26. SURVIVAL OF CERTAIN TERMS
The provisions of clauses 13, 14, 15, 16, 17, 18, 19, 20, 21 survive the termination of these terms and conditions.
27.1 Any notice or other communication to or by a party under these terms and conditions must be:
given by personal service, registered post or facsimile;
in writing, legible and signed by an authorised person from the Approval Team; and
sent to the last notified address or facsimile number of the party.
27.2 A notice given pursuant to this clause is deemed to be given by the sender and received by the addressee:
if delivered in person, when delivered to the addressee;
if posted, two (2) business days (or six (6), if addressed outside Australia) after the date of posting to the addressee, whether delivered or not; or
if sent by facsimile transmission, on the date shown on the transmission report by the machine from which the facsimile was sent.
27.3 If delivery or receipt of the notice does not fall on a business day or is after 4.00pm (addressee’s time), it is deemed to have been received at 9.00am on the next business day.

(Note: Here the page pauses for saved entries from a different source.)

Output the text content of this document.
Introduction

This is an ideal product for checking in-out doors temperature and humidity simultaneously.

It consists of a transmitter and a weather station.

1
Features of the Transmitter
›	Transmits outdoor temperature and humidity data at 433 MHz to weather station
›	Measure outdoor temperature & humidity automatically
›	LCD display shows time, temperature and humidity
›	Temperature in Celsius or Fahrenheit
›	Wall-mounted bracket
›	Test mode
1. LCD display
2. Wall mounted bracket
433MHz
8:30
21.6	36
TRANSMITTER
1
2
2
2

The failure by the Agency to enforce any of these terms and conditions or to take action in respect of any breach shall not be a waiver of any of these terms and conditions, even if such failure or breach is continuing and habitual or repeated from time to time, and no estoppel may be pleaded against the Agency either at law or in equity in any circumstances whatsoever.
29. JURISDICTION AND GOVERNING LAW
This Agreement is governed by the laws of the State of New South Wales and the Client irrevocably submits to the non-exclusive jurisdiction of the Courts in this State.
In the event that any provision contained in these terms and conditions shall be determined by a Court or tribunal of competent jurisdiction to be invalid, null or void or otherwise unenforceable or inoperable by reason of contravention of any statute or other law, then such provision shall be severable without prejudice to the operation of the remaining provisions.